唯我鈴ゆいがりんだから、ベルにしたのね」

『そうそう! って、天照大御神様にも聞こえるの? 初めまして! 唯我鈴ことベルでーす。よろしくお願いします! あっ、そうだ。私の願いを聞いてくれるなら、このままべアーティと一緒にいたいんだけど……できそう?』

「できるわよ。お願いしておくわ」

 僕と一緒にいたいって思ってくれてるんだ。嬉しい! いつか恩返しできたら、いいなぁ。

『天照大御神様に感謝をー!』

「そんな大仰に言わなくても良いわ」

「うん」

『べアーティにも言われた! もうちょっと気を付けるねー』

「それが良いと思うわ」

 そういえば…ベルさんって呼んでみたら、ダメって言われちゃった。試しにベルさんじゃなくて、ベルちゃんって呼んでみたの。そうしたらね?

『べアーティから、ベルちゃんって言葉が…………尊い。この世に悔いはない、死んでるけど』

 ベルちゃんが砂になって崩れていく様子が、はっきりと想像できちゃった。僕がベルちゃんってまた呼んだら、すぐに元に戻る姿も。

「確かに想像しやすいわね。
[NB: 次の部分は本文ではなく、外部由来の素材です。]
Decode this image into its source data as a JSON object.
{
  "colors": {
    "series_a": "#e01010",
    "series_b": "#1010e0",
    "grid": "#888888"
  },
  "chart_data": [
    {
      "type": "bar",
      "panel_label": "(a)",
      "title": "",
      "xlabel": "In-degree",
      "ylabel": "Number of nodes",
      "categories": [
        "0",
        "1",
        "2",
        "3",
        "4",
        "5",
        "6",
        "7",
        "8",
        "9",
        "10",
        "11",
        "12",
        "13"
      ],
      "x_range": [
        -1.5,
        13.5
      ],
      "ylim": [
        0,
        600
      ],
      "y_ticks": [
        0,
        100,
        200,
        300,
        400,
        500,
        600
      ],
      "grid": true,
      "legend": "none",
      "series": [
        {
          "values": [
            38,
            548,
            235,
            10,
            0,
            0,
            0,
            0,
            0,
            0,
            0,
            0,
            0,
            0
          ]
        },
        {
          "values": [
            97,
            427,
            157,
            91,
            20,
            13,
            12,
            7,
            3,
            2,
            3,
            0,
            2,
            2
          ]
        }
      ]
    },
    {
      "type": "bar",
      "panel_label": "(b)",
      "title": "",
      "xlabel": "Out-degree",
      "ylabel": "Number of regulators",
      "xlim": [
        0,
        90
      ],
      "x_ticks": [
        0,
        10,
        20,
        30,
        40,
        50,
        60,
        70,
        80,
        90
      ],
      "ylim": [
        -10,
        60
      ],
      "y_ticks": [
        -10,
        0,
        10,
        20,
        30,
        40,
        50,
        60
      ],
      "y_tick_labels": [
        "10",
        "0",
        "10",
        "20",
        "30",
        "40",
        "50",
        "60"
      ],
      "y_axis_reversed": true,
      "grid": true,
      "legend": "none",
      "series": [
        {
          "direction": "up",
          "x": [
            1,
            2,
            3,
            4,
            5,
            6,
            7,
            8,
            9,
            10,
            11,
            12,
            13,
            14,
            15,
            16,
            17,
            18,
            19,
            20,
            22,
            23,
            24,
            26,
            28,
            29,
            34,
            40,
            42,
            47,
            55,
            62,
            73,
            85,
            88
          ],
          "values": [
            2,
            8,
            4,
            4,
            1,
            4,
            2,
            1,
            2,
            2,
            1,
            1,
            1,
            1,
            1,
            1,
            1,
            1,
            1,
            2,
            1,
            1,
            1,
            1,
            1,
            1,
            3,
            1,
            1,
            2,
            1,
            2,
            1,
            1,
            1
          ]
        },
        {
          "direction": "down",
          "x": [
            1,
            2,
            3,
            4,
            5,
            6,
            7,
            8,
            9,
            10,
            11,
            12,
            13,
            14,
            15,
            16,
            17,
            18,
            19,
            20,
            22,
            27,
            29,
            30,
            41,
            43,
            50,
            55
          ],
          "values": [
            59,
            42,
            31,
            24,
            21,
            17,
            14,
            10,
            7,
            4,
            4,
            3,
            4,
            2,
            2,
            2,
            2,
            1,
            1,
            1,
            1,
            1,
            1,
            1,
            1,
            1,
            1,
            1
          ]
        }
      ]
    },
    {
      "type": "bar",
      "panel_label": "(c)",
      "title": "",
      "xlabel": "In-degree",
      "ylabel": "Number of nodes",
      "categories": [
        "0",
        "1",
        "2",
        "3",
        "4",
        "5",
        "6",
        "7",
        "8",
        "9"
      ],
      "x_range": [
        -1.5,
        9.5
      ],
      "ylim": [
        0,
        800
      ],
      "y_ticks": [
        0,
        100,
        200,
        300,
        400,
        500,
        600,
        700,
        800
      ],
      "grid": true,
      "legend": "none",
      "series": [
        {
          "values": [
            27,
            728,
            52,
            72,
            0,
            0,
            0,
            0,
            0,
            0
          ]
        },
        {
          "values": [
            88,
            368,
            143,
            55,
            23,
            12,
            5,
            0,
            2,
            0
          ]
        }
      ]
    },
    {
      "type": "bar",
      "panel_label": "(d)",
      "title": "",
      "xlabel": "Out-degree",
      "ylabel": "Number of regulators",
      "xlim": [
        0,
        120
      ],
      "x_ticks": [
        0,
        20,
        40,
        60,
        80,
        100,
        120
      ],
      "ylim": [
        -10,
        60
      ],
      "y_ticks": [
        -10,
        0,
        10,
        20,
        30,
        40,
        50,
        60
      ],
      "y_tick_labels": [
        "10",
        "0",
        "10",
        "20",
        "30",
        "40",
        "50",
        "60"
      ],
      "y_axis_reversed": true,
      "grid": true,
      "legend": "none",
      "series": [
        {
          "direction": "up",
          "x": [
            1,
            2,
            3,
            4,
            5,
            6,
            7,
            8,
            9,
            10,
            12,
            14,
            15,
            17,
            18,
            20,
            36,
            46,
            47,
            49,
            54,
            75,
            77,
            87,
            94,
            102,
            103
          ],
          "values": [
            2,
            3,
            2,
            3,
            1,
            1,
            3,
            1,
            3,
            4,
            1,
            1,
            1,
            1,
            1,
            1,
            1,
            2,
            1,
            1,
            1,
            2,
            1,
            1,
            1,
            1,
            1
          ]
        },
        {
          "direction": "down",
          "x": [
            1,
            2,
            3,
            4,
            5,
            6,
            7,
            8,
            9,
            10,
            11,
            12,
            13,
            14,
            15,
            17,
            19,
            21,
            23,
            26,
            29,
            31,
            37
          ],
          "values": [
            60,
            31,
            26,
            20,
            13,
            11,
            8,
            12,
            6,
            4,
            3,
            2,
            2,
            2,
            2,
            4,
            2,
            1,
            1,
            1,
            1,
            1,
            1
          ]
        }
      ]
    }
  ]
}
なぜかしら?」

『それはたぶん、私のキャラが確立してるからだよー』

「そういうことなのね」

「ベルちゃんは特徴的だもんね、色んな意味で」

『含みがあるー! べアーティが悪い子になっちゃったよー。ぐすっ、悲しいよー』

 僕は悪い子じゃないもん。それにしても、セリフが棒読みだよ。演技できない人なんだね、ベルちゃん。

「演技はさせないほうが良いわね」

『そんなに下手だった? 懇親の演技だったんだけどなー』

「演技と言えないほど下手だったわ」

『辛辣だねー。そんなに下手だったんだ』

 ベルちゃんが思っている以上に下手だと思う。そんなに落ち込まなくても、違うことで役に立てるでしょ? 元気出して!

『べアーティに慰められた。嬉しいなー!』

「飛び跳ねてる様子が目に浮かぶわね」

 母さまも浮かんだんだ。僕も同じ光景が目に浮かんだよ! やっぱり、ベルちゃんは分かりやすいんだね。

『元気が満タンになりました』

「今のは棒読みが良い感じに作用したわね」

「機械が喋ってるみたいで、いい感じだね!」

『そう? 演技をするときは、機械の演技をしようかなー』

 機械の演技はないと思うけど……あるのかな? ベルちゃんは機械の演技を見たことあるの?

『演技はないけど、アニメで機械っぽい声は聞いたことあるよー』

「貴方達はこれから違う世界に行くのだから、使うところがないと思うわよ」

『異世界転生ってやつ? ラノベ大好きだったから、嬉しいー!』

「母さまと会えなくなるの?」

「会えなくなるわ。でもね、喋ることはできるわよ」

 ベルちゃんが「電話みたいなことー」って言ってるけど、僕も電話のこと知ってるみたい。ベルちゃんの記憶が僕に流れ込んでるのかなぁ。ベルちゃんと僕は別人だけど、元々は同じ人ってことだもんね。

「ベルと話すとベティーの人格が構成されていくのよね。ベティーの言う通りかもしれないわ」

『じゃあ、こういうこと? 私とべアーティは同じ人格だったけど、壊されたことによって人格が二つになって………私が奥に引っ込んだことで、べアーティという新しい人格が構成された。みたいなー?』

「私と同じことを思っていたのね。本当はサポータースキルを与えようと思っていたのだけれど、貴方にはサポータースキルと同じ権限を与えようかしら。スキルの統合だったり、主人のスキルの使用権が与えられるわ」

『やりまーす! 私にやらせてください! べアーティに教えてあげることができる。役得だー!』

 ベルちゃんは僕だから、外に出ることができないんだよね。ベルちゃんも一人として過ごせるといいんだけど。

「本当に良い子ね」

『ほんとだねー。私にもこんな時代があったのかなー?』

「なかったと思うわよ。貴方には幸せが与えられなかったと、言ったでしょう?」

『そっかー。べアーティと一緒に過ごせたなら、幸せを感じれただろうなー』

 ベルちゃんが嬉しいことを言ってくれてる。でも、過去形なのは嫌だなぁ。これから、一緒に過ごせばいいだけだよね!